As for question 1) The standard says that the result is undefined, i.e. the compiler can do whatever it pleases. That includes doing one of the increments, four in the same order in which the appear left to right, four in the reverse order, etc. It isn't a bug, but an opportunity the standard leaves to the compiler writers to implement optimizations. As for 2) the result is still undefined, and the fact that you get what you expect can be attributed to luck. W.

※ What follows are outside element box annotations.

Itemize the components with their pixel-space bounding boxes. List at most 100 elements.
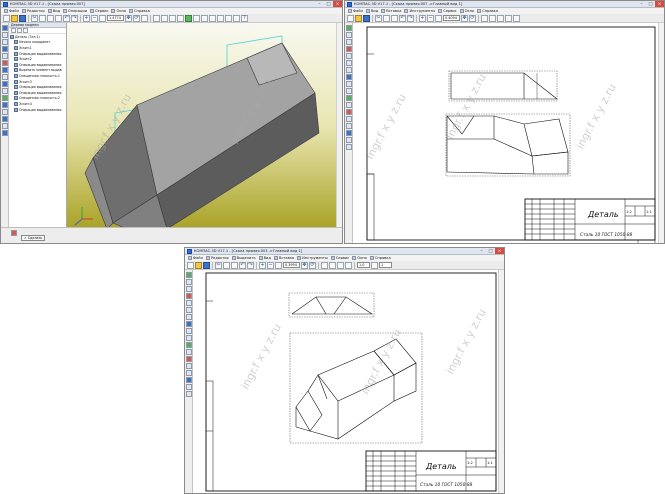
fragment-tool-icon[interactable] <box>345 123 352 129</box>
open-folder-icon[interactable] <box>11 14 18 22</box>
minimize-button[interactable]: – <box>477 248 486 254</box>
text-tool-icon[interactable] <box>185 356 192 362</box>
zoom-window-icon[interactable] <box>275 261 282 269</box>
tree-item[interactable]: Операция выдавливания: <box>10 62 66 68</box>
new-file-icon[interactable] <box>187 261 194 269</box>
geometry-tool-icon[interactable] <box>185 272 192 278</box>
edit-tool-icon[interactable] <box>345 46 352 52</box>
measure-tool-icon[interactable] <box>345 60 352 66</box>
titlebar[interactable]: КОМПАС-3D V17.1 - [Скала прямая.007 ->Гл… <box>345 1 664 8</box>
cut-icon[interactable]: ✂ <box>31 14 38 22</box>
designation-tool-icon[interactable] <box>345 39 352 45</box>
hatch-tool-icon[interactable] <box>185 363 192 369</box>
zoom-window-icon[interactable] <box>99 14 106 22</box>
help-tool-icon[interactable]: ? <box>241 14 248 22</box>
redo-icon[interactable]: ↷ <box>247 261 254 269</box>
pan-icon[interactable]: ✥ <box>125 14 132 22</box>
menu-window[interactable]: Окно <box>459 9 474 13</box>
snap-icon[interactable] <box>225 14 232 22</box>
pan-icon[interactable]: ✥ <box>461 14 468 22</box>
insert-tool-icon[interactable] <box>345 95 352 101</box>
menu-file[interactable]: Файл <box>4 9 19 13</box>
layer-combobox[interactable]: 1 <box>379 262 392 268</box>
minimize-button[interactable]: – <box>637 1 646 7</box>
dimension-tool-icon[interactable] <box>345 32 352 38</box>
copy-icon[interactable] <box>223 261 230 269</box>
undo-icon[interactable]: ↶ <box>399 14 406 22</box>
snap-icon[interactable] <box>489 14 496 22</box>
drawing-area[interactable]: Деталь Сталь 10 ГОСТ 1050-88 1:2 1:1 <box>354 24 659 243</box>
zoom-window-icon[interactable] <box>435 14 442 22</box>
sheet-tool-icon[interactable] <box>1 88 8 94</box>
axis-tool-icon[interactable] <box>1 74 8 80</box>
designation-tool-icon[interactable] <box>185 286 192 292</box>
views-tool-icon[interactable] <box>345 74 352 80</box>
spec-tool-icon[interactable] <box>345 81 352 87</box>
open-folder-icon[interactable] <box>195 261 202 269</box>
zoom-out-icon[interactable]: − <box>267 261 274 269</box>
fillet-tool-icon[interactable] <box>1 53 8 59</box>
edit-tool-icon[interactable] <box>1 123 8 129</box>
surface-tool-icon[interactable] <box>1 81 8 87</box>
copy-icon[interactable] <box>39 14 46 22</box>
refresh-icon[interactable]: ⟳ <box>309 261 316 269</box>
maximize-button[interactable]: □ <box>646 1 655 7</box>
filter-icon[interactable] <box>217 14 224 22</box>
undo-icon[interactable]: ↶ <box>63 14 70 22</box>
select-tool-icon[interactable] <box>185 314 192 320</box>
zoom-out-icon[interactable]: − <box>427 14 434 22</box>
macro-tool-icon[interactable] <box>185 384 192 390</box>
tree-filter-icon[interactable] <box>17 28 22 33</box>
vertical-scrollbar[interactable] <box>498 270 504 493</box>
menu-service[interactable]: Сервис <box>330 256 349 260</box>
tree-item[interactable]: Операция выдавливания: <box>10 107 66 113</box>
open-folder-icon[interactable] <box>355 14 362 22</box>
stop-icon[interactable] <box>11 230 17 236</box>
orientation-icon[interactable] <box>141 14 148 22</box>
vertical-scrollbar[interactable] <box>336 23 342 227</box>
macro-tool-icon[interactable] <box>345 137 352 143</box>
settings-icon[interactable] <box>201 14 208 22</box>
redo-icon[interactable]: ↷ <box>71 14 78 22</box>
save-icon[interactable] <box>363 14 370 22</box>
layers-icon[interactable] <box>321 261 328 269</box>
minimize-button[interactable]: – <box>315 1 324 7</box>
param-tool-icon[interactable] <box>345 53 352 59</box>
wireframe-icon[interactable] <box>161 14 168 22</box>
cut-icon[interactable]: ✂ <box>375 14 382 22</box>
menu-insert[interactable]: Вставка <box>273 256 294 260</box>
menu-file[interactable]: Файл <box>348 9 363 13</box>
new-file-icon[interactable] <box>347 14 354 22</box>
tree-mode-icon[interactable] <box>11 28 16 33</box>
edit-tool-icon[interactable] <box>185 293 192 299</box>
tree-item[interactable]: Смещенная плоскость:2 <box>10 96 66 102</box>
library-tool-icon[interactable] <box>345 130 352 136</box>
rotate-icon[interactable]: ⟳ <box>133 14 140 22</box>
misc-tool-icon[interactable] <box>185 391 192 397</box>
layers-icon[interactable] <box>481 14 488 22</box>
save-icon[interactable] <box>203 261 210 269</box>
copy-icon[interactable] <box>383 14 390 22</box>
library-icon[interactable] <box>233 14 240 22</box>
menu-view[interactable]: Вид <box>258 256 271 260</box>
geometry-tool-icon[interactable] <box>1 25 8 31</box>
maximize-button[interactable]: □ <box>486 248 495 254</box>
grid-icon[interactable] <box>497 14 504 22</box>
titlebar[interactable]: КОМПАС-3D V17.1 - [Скала прямая.007] – □… <box>1 1 342 8</box>
menu-service[interactable]: Сервис <box>438 9 457 13</box>
snap-icon[interactable] <box>329 261 336 269</box>
zoom-combobox[interactable]: 0.4094 <box>443 15 460 21</box>
paste-icon[interactable] <box>231 261 238 269</box>
text-tool-icon[interactable] <box>345 109 352 115</box>
titlebar[interactable]: КОМПАС-3D V17.1 - [Скала прямая.003 ->Гл… <box>185 248 504 255</box>
pan-icon[interactable]: ✥ <box>301 261 308 269</box>
hatch-tool-icon[interactable] <box>345 116 352 122</box>
layers-icon[interactable] <box>193 14 200 22</box>
table-tool-icon[interactable] <box>345 102 352 108</box>
views-tool-icon[interactable] <box>185 321 192 327</box>
drawing-area[interactable]: Деталь Сталь 10 ГОСТ 1050-88 1:2 1:1 <box>194 271 499 493</box>
menu-select[interactable]: Выделить <box>231 256 256 260</box>
measure-tool-icon[interactable] <box>1 95 8 101</box>
paste-icon[interactable] <box>47 14 54 22</box>
fragment-tool-icon[interactable] <box>185 370 192 376</box>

(In reply to comment #6) > As for question 1) The standard says that the result is undefined, i.e. > the compiler can do whatever it pleases. That includes doing one of > the increments, four in the same order in which the appear left to > right, four in the reverse order, etc. It isn't a bug, but an opportunity > the standard leaves to the compiler writers to implement optimizations. Regardless of the order that the increment is done in this statement, I would expect it to be done 4 times (not only once) by the time the statement ends. > > As for 2) the result is still undefined, and the fact that you get what > you expect can be attributed to luck. I can accept this, I guess, if nothing in the Standard says the undefined behavior must be consistent.

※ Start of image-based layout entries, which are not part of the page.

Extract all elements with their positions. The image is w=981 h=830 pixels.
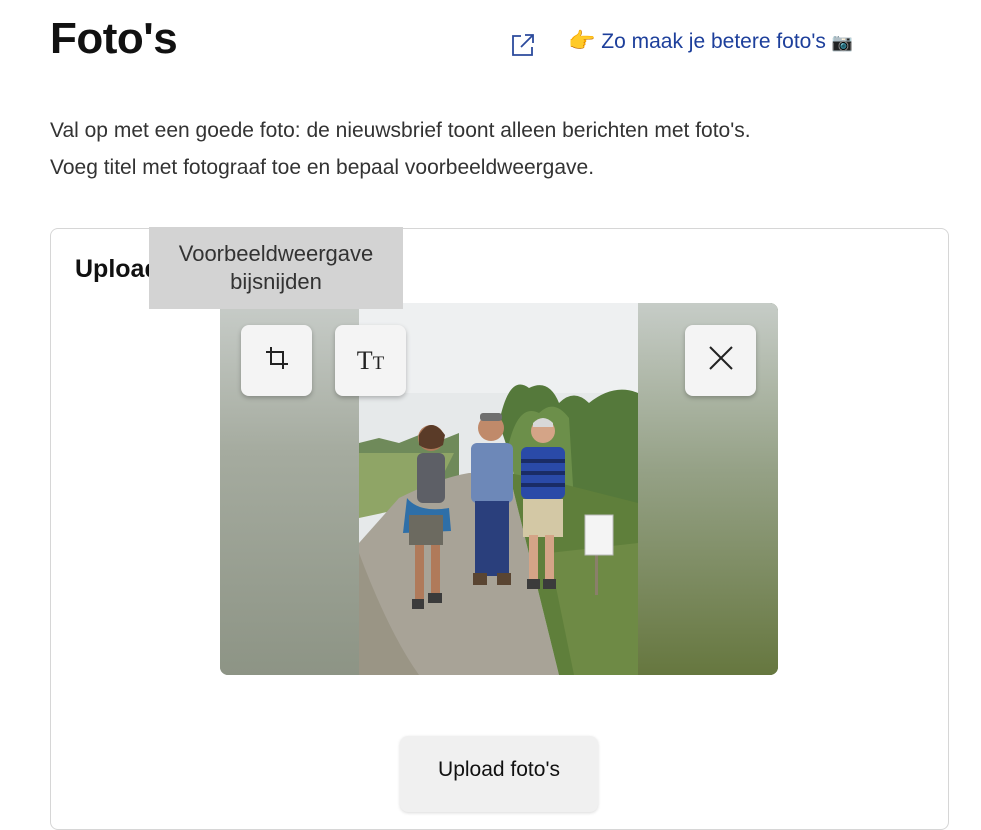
upload-photos-button[interactable]: Upload foto's	[400, 736, 598, 812]
upload-card-heading: Upload	[75, 255, 160, 283]
photo-preview: TT	[220, 303, 778, 675]
text-size-button[interactable]: TT	[335, 325, 406, 396]
tooltip-line-1: Voorbeeldweergave	[178, 241, 374, 266]
pointing-hand-icon: 👉	[568, 28, 596, 53]
photo-tips-link[interactable]: 👉 Zo maak je betere foto's 📷	[568, 28, 853, 54]
tooltip-line-2: bijsnijden	[230, 269, 322, 294]
remove-photo-button[interactable]	[685, 325, 756, 396]
crop-icon	[263, 344, 291, 377]
photo-tips-label: Zo maak je betere foto's	[601, 30, 826, 53]
page-title: Foto's	[50, 14, 178, 63]
camera-icon: 📷	[831, 33, 853, 52]
intro-line-1: Val op met een goede foto: de nieuwsbrie…	[50, 119, 751, 142]
crop-tooltip: Voorbeeldweergave bijsnijden	[149, 227, 403, 309]
close-icon	[707, 344, 735, 377]
external-link-icon[interactable]	[508, 30, 538, 60]
intro-text: Val op met een goede foto: de nieuwsbrie…	[50, 112, 930, 186]
text-size-icon: TT	[356, 345, 385, 375]
crop-button[interactable]	[241, 325, 312, 396]
intro-line-2: Voeg titel met fotograaf toe en bepaal v…	[50, 156, 595, 179]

(In reply to comment #7) > (In reply to comment #6) > > As for question 1) The standard says that the result is undefined, i.e. > > the compiler can do whatever it pleases. That includes doing one of > > the increments, four in the same order in which the appear left to > > right, four in the reverse order, etc. It isn't a bug, but an opportunity > > the standard leaves to the compiler writers to implement optimizations. > > Regardless of the order that the increment is done in this statement, I would > expect it to be done 4 times (not only once) by the time the statement ends. To be very clear here I should have said "incremented by 4, not just by 1". Sorry.
Your expectations are at odds with what the standard allows compilers to do. You will have to modify your code to get what you want. W.